By Thursday, DarkSide’s website had been shut down, according to Jon DiMaggio, chief security officer at threat intelligence platform Analyst1. US law enforcement may have been involved in removing it, he said, because typically, ransomware groups typically would post a notice to their site and leave some of the stolen data up for a period of time before vanishing, in hopes of extorting victims out of additional money.
When happens when you are hit with ransomware?
Once a company has been hit by ransomware, its first course of action is usually to take much or all of its system offline to isolate the hackers’ access and make sure they can’t move into other parts of the network.
That may be among the reasons why Colonial shut down its pipeline — to disconnect the machines running the fuel line. People briefed on the matter told CNN that the company halted operations because its billing system was also compromised and feared they wouldn’t be able to determine how much to bill customers for fuel they received.
Experts generally encourage ransomware victims not to pay any ransom: “You’re basically funding those (criminal) groups,” Div said.
But a company’s ability to get back online without paying hackers may depend on whether it has protected backups of its data. In some cases, hackers can delete their target’s backups before locking its files, leaving the victim organization with no recourse.
Colonial Pipeline ended up paying DarkSide this week as it tried to get back up and running, sources told CNN. The group demanded nearly $5 million, but the sources did not say how much the company paid.
Similar ransomware incidents could range from anywhere in the hundreds of thousands of dollars to around $10 million, experts said.
What can be done to prevent it?
By now, organizations of all sizes should be using good “cybersecurity hygiene” — for example, requiring regular password changes by its employees and two-factor authentication. But even those best practices may not always be enough to keep a bad actor out of a network.
When it comes to ransomware, the best-case scenario is if organizations can catch hackers while they’re inside the network gathering data but before they’ve fully executed an attack and files are locked.
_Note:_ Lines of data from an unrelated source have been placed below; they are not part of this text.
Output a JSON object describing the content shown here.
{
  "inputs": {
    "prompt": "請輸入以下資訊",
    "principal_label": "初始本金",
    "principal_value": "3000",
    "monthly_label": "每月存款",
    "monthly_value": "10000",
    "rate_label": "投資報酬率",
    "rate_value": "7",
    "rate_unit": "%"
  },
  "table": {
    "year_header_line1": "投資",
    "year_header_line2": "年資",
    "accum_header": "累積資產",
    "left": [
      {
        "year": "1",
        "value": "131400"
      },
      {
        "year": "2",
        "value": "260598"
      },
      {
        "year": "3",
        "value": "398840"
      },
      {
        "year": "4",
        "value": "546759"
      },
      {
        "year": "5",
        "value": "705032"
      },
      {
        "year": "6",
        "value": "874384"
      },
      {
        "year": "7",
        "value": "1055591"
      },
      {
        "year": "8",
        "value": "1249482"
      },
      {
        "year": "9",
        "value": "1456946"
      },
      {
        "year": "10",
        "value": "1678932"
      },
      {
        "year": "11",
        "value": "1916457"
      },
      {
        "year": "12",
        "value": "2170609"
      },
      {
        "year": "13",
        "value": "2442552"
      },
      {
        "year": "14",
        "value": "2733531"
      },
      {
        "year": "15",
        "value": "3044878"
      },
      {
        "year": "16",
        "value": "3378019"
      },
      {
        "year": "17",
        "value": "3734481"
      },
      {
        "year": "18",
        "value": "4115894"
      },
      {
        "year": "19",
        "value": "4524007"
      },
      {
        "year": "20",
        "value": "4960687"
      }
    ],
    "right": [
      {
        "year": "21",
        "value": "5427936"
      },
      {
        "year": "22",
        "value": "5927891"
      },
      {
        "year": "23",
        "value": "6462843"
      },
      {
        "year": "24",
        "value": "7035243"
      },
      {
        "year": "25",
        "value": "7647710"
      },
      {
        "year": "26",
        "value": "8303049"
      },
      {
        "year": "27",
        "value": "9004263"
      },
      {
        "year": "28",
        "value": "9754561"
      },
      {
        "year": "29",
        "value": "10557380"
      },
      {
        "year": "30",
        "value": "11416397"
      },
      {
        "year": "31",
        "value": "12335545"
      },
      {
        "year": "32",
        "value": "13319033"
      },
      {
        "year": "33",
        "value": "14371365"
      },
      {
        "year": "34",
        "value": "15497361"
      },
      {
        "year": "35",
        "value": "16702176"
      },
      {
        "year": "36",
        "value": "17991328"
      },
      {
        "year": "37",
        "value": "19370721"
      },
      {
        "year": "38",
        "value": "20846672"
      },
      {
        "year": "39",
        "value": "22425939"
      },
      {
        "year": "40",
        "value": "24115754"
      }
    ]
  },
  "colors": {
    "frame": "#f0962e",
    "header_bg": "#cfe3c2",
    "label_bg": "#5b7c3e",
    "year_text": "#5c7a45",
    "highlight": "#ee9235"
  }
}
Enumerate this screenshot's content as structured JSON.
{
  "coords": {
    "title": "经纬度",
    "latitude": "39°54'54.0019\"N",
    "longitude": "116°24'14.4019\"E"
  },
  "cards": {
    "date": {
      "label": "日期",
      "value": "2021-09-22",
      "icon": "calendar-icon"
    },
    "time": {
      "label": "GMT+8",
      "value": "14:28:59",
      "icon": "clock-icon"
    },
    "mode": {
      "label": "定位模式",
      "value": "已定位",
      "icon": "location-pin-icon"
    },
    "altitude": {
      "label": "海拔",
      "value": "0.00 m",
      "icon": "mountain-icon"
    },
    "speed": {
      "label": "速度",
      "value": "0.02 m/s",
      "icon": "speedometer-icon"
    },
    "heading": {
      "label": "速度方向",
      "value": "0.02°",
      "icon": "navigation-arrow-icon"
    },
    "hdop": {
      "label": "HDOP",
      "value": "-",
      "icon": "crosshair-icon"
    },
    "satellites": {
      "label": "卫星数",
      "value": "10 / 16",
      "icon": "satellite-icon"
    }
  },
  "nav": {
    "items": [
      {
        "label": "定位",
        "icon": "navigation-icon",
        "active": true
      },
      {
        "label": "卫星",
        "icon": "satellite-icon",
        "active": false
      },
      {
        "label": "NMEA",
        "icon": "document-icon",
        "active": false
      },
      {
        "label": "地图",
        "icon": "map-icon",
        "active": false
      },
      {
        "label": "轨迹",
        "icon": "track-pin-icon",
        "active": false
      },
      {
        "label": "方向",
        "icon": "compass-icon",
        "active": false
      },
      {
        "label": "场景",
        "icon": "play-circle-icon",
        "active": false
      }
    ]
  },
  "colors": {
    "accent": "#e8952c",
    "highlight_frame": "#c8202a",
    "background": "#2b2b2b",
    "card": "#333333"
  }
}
Bad actors typically penetrate a network up to three weeks before a company gets a ransom notice, according to Analyst1’s DiMaggio.
He added that artificial intelligence tools could be helpful to companies in tracking users on the network and identifying suspicious behavior.
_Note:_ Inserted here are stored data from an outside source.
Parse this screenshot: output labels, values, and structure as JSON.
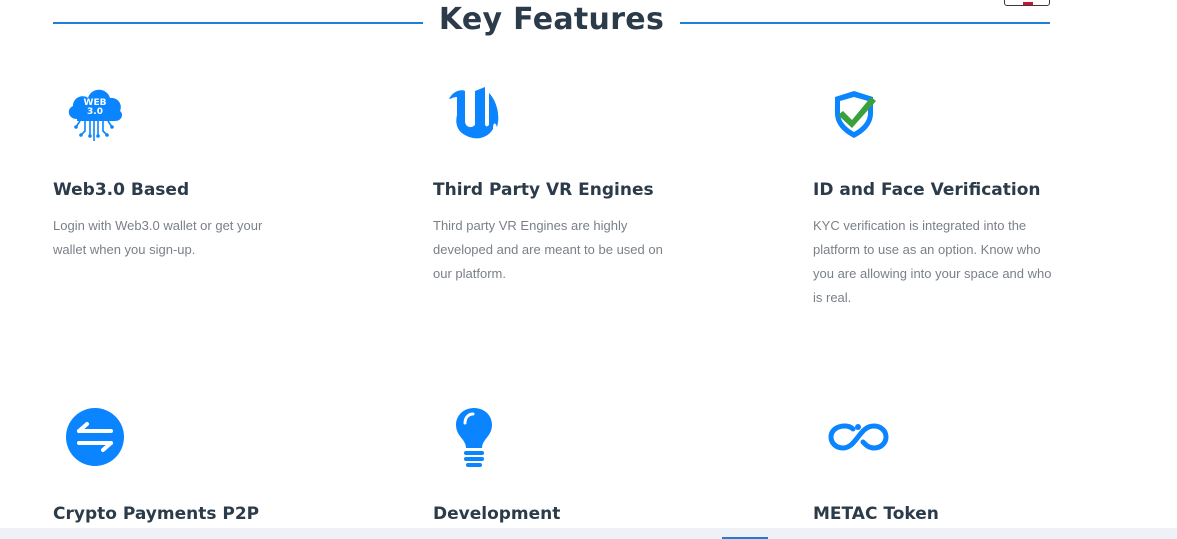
{
  "section": {
    "title": "Key Features"
  },
  "features": [
    {
      "icon": "web3-cloud-icon",
      "icon_text_top": "WEB",
      "icon_text_bottom": "3.0",
      "title": "Web3.0 Based",
      "description": "Login with Web3.0 wallet or get your wallet when you sign-up."
    },
    {
      "icon": "unreal-engine-icon",
      "title": "Third Party VR Engines",
      "description": "Third party VR Engines are highly developed and are meant to be used on our platform."
    },
    {
      "icon": "shield-check-icon",
      "title": "ID and Face Verification",
      "description": "KYC verification is integrated into the platform to use as an option. Know who you are allowing into your space and who is real."
    },
    {
      "icon": "exchange-arrows-icon",
      "title": "Crypto Payments P2P",
      "description": ""
    },
    {
      "icon": "lightbulb-icon",
      "title": "Development",
      "description": ""
    },
    {
      "icon": "infinity-token-icon",
      "title": "METAC Token",
      "description": ""
    }
  ],
  "colors": {
    "accent": "#1f7fd6",
    "icon_blue": "#0a84ff",
    "check_green": "#3aa13a",
    "heading": "#2c3b4a",
    "body_text": "#7a8088"
  }
}
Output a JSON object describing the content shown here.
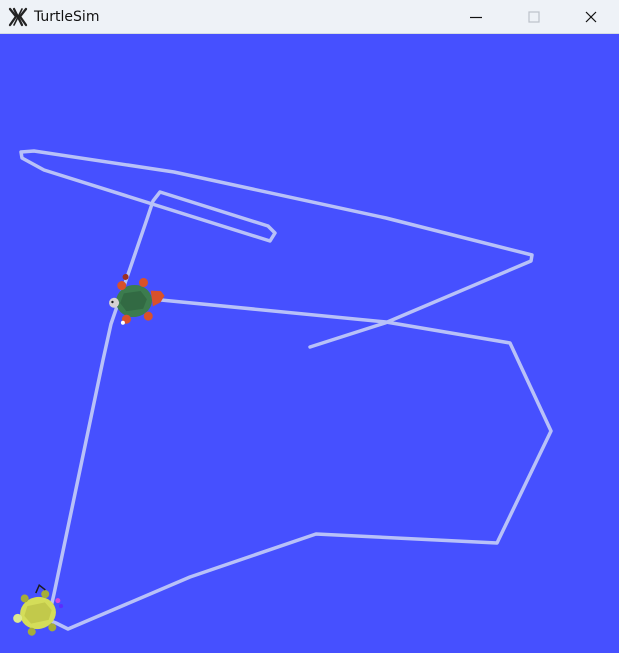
{
  "window": {
    "title": "TurtleSim",
    "app_icon": "x-logo-icon",
    "controls": [
      {
        "name": "minimize-button",
        "icon": "minimize-icon"
      },
      {
        "name": "maximize-button",
        "icon": "maximize-icon",
        "disabled": true
      },
      {
        "name": "close-button",
        "icon": "close-icon"
      }
    ]
  },
  "canvas": {
    "background_color": "#4650ff",
    "pen_color": "#b8c1f8",
    "turtles": [
      {
        "name": "turtle-green-red",
        "shell_color": "#3c7c4e",
        "accent_color": "#d9512a"
      },
      {
        "name": "turtle-yellow",
        "shell_color": "#d4dd59",
        "accent_color": "#9a9f2f"
      }
    ]
  }
}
That’s how tools like Cybereason work — when the technology identifies a pattern of behavior consistent with a bad actor inside the network, it immediately removes that user’s access.
“Basically what we’re doing is proactive threat hunting,” Div, of Cybereason, said. “(You have to have) the mindset that you’re going to get breached and somebody will try to hit you with ransomware, so it’s helpful to have a research group that’s going after those (bad actors), understanding what they’re doing … and can be a step ahead of them constantly.”
Going forward, the US government could also play a greater role in helping to reduce the threat of ransomware attacks. For example, US officials could use diplomatic channels to encourage Russia and other countries to prosecute cybercriminal gangs, Merrill, of Berkeley, said.
This week, IBM
(IBM)CEO Arvind Krishna suggested that the US government create a “NASA-style program” to facilitate investment and public private partnerships in cybersecurity.
Government could play a larger role in coordinating an overall cybersecurity plan for businesses rather than letting each company go it alone, GuidePoint’s Schmitt said.
“Ultimately, cybersecurity should be addressed as one of the main concerns when we’re talking about critical infrastructure,” he said.